General Markoff remained silent. He saw himself checkmated. His secret was out. He had intended to raise a false scare of a probable attempt at Brighton in order to terrify me, but, to his amazement, I had shown myself conversant with his methods and aware of the truth concerning the mysterious outrage in which the Grand Duke Nicholas had lost his life.
From his demeanour and the keen cunning look in his steely eyes I gathered that he was all eagerness to know the exact extent of my knowledge concerning Danilo Danilovitch.
Therefore, after some further conversation, I said boldly:
“I expect that, ere this, the Central Committee of the People’s Will has learned the truth regarding their betrayer—this man to whose initiative more than half of the recent plots have been due—and how he was in the habit of furnishing your department with the lists of suspects and those chosen to carry out the outrage. But, of course, General,” I added, with a bitter smile, “you would probably not know of this manufacture of plots by one in the pay of the Police Department.”

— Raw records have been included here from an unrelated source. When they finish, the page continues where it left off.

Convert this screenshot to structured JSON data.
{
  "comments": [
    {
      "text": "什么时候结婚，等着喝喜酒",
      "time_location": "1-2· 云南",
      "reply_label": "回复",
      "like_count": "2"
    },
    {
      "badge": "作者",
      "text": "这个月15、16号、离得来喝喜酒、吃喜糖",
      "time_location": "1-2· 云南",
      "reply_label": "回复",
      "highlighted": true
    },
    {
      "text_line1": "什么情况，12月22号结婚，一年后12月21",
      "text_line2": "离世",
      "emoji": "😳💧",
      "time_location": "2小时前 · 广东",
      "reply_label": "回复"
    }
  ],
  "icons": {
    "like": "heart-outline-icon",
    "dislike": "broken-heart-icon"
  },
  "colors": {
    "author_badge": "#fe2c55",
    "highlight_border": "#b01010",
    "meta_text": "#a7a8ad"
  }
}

“Of course not,” the unscrupulous official assured me. “I surely cannot be held responsible for the action of underlings. I only act upon reports presented to me.”
I smiled again.
“And yet you warn me of an outrage which is to be attempted with your connivance by this fellow Danilovitch—the very man who killed the Grand Duke—eh?”
“With my connivance!” he cried fiercely. “What do you insinuate?”

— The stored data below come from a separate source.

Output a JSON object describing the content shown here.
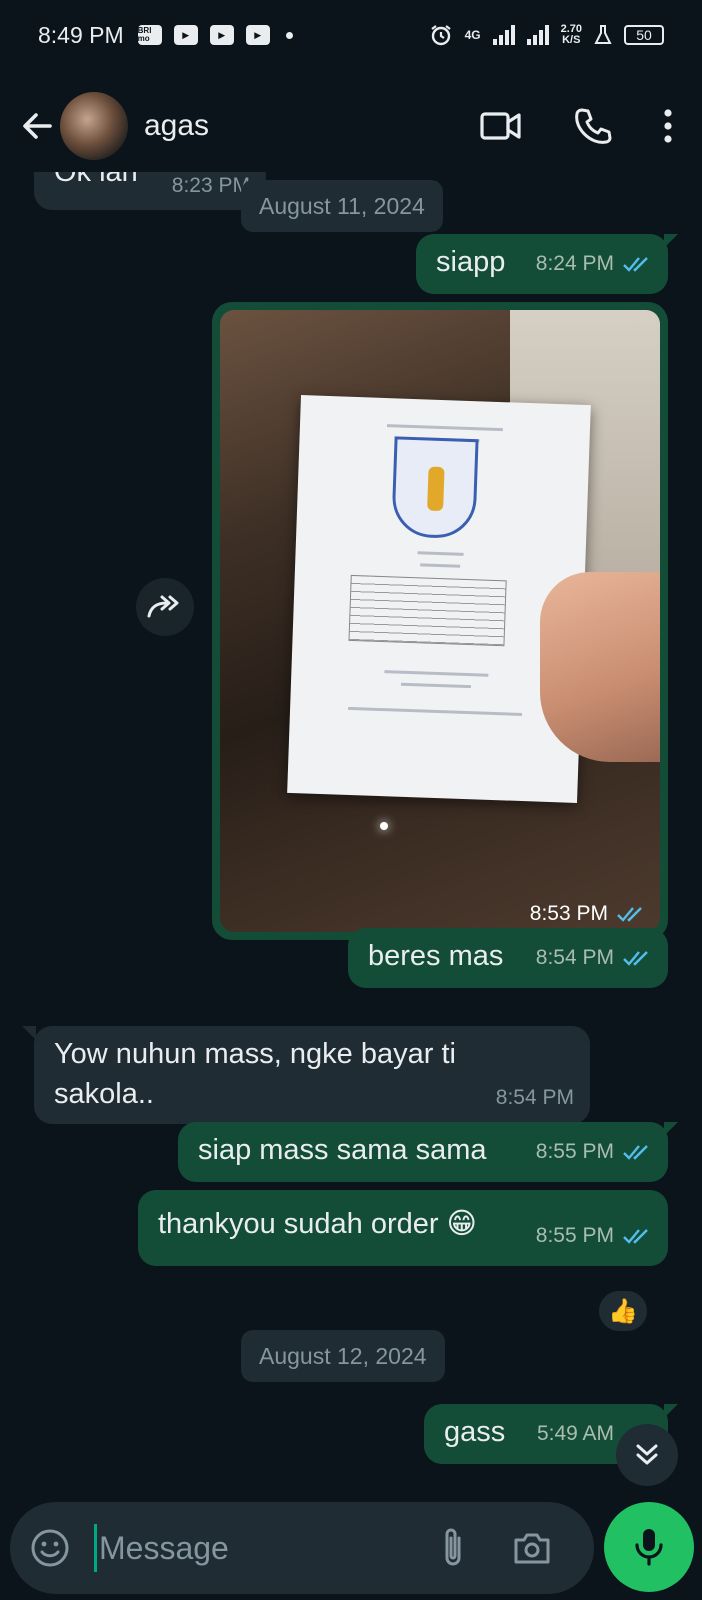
{
  "status_bar": {
    "time": "8:49 PM",
    "app_badge": "BRI mo",
    "network_type": "4G",
    "speed_value": "2.70",
    "speed_unit": "K/S",
    "battery": "50"
  },
  "header": {
    "contact_name": "agas",
    "icons": [
      "back-arrow-icon",
      "video-call-icon",
      "phone-icon",
      "more-vert-icon"
    ]
  },
  "chat": {
    "partial_message": {
      "text": "Ok lah",
      "time": "8:23 PM"
    },
    "date_1": "August 11, 2024",
    "msg_siapp": {
      "text": "siapp",
      "time": "8:24 PM"
    },
    "photo_message": {
      "time": "8:53 PM"
    },
    "msg_beres": {
      "text": "beres mas",
      "time": "8:54 PM"
    },
    "msg_yow": {
      "text": "Yow nuhun mass, ngke bayar ti sakola..",
      "time": "8:54 PM"
    },
    "msg_siap_mass": {
      "text": "siap mass sama sama",
      "time": "8:55 PM"
    },
    "msg_thankyou": {
      "text": "thankyou sudah order 😁",
      "time": "8:55 PM"
    },
    "reaction": "👍",
    "date_2": "August 12, 2024",
    "msg_gass": {
      "text": "gass",
      "time": "5:49 AM"
    }
  },
  "input": {
    "placeholder": "Message"
  },
  "colors": {
    "background": "#0b141a",
    "outgoing_bubble": "#144d37",
    "incoming_bubble": "#202c33",
    "accent_green": "#21c063",
    "read_ticks": "#53bdeb"
  }
}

“I mean this, General Markoff,” I said boldly; “that the yellow card of identity found in Danilovitch’s rooms by the girl to whom he was engaged bore your signature. That card is, I believe, already in the hands of the Revolutionary Committee!”
“I have all their names. I shall telegraph to-night ordering their immediate arrest,” he cried, white with anger.

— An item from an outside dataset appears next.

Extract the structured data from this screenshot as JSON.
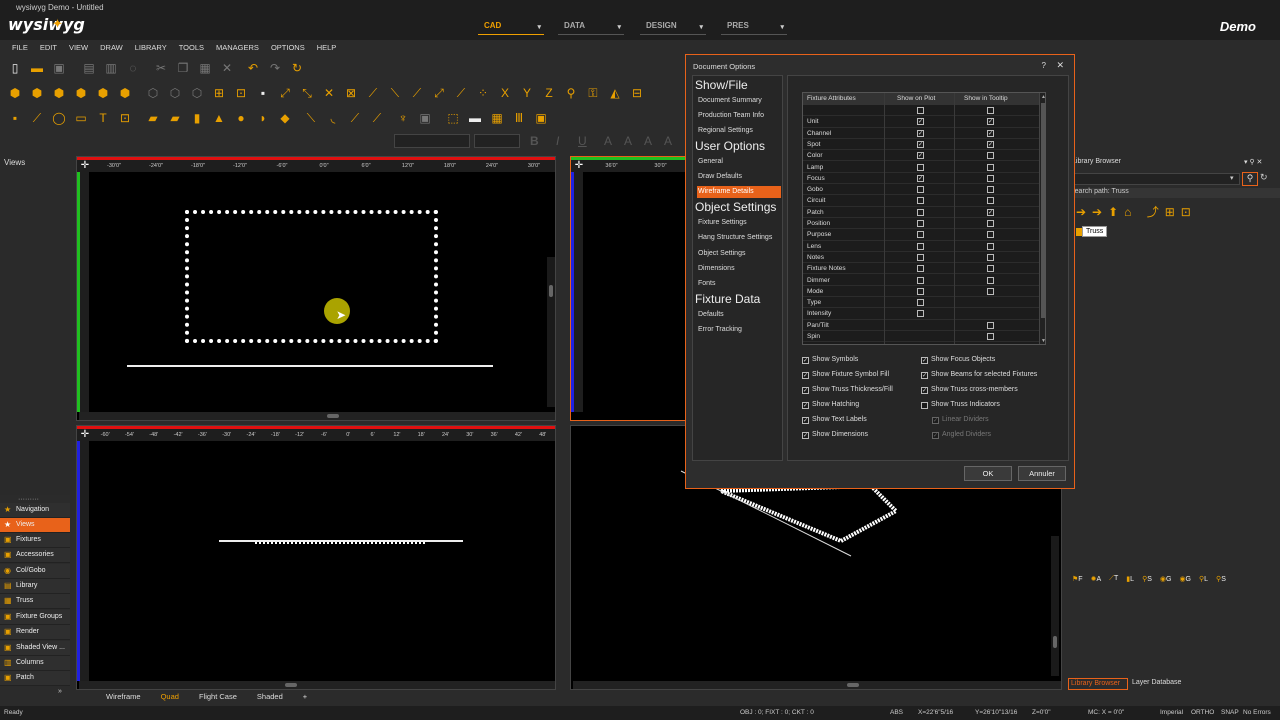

“But that will not save your agent-provocateur—the assassin of poor Marie Garine—from his fate. The arm of the revolutionist is a very long one, remember.”
“But the arm of the Chief of Secret Police is longer—and stronger,” he declared in a low, hard tone.
“The Emperor, when he learns the truth, will dispense full justice,” I said very quietly. “His eyes will, ere long, be opened to the base frauds practised upon him, and the many false plots which have cost hundreds of innocent persons their lives or their liberty.”
“You speak as though you were censor of the police,” he exclaimed with a quick, angry look.
“I speak, General Markoff, as the friend of Russia and of her Sovereign the Emperor,” I replied. “You warn me of a plot to assassinate the Grand Duchess Natalia. Well, I tell you frankly and openly I don’t believe it. But if it be true, then I, in return, warn you that if any attempt be made by any of your dastardly hirelings, I will myself go to the Emperor and place before him proofs of the interesting career of Danilo Danilovitch. Your Excellency may be all-powerful as Chief of Secret Police,” I added; “but as surely as the sun will rise to-morrow, justice will one day be done in Russia!”
And then I turned upon my heel and passed out of the room, leaving him biting his nether lip in silence at my open defiance.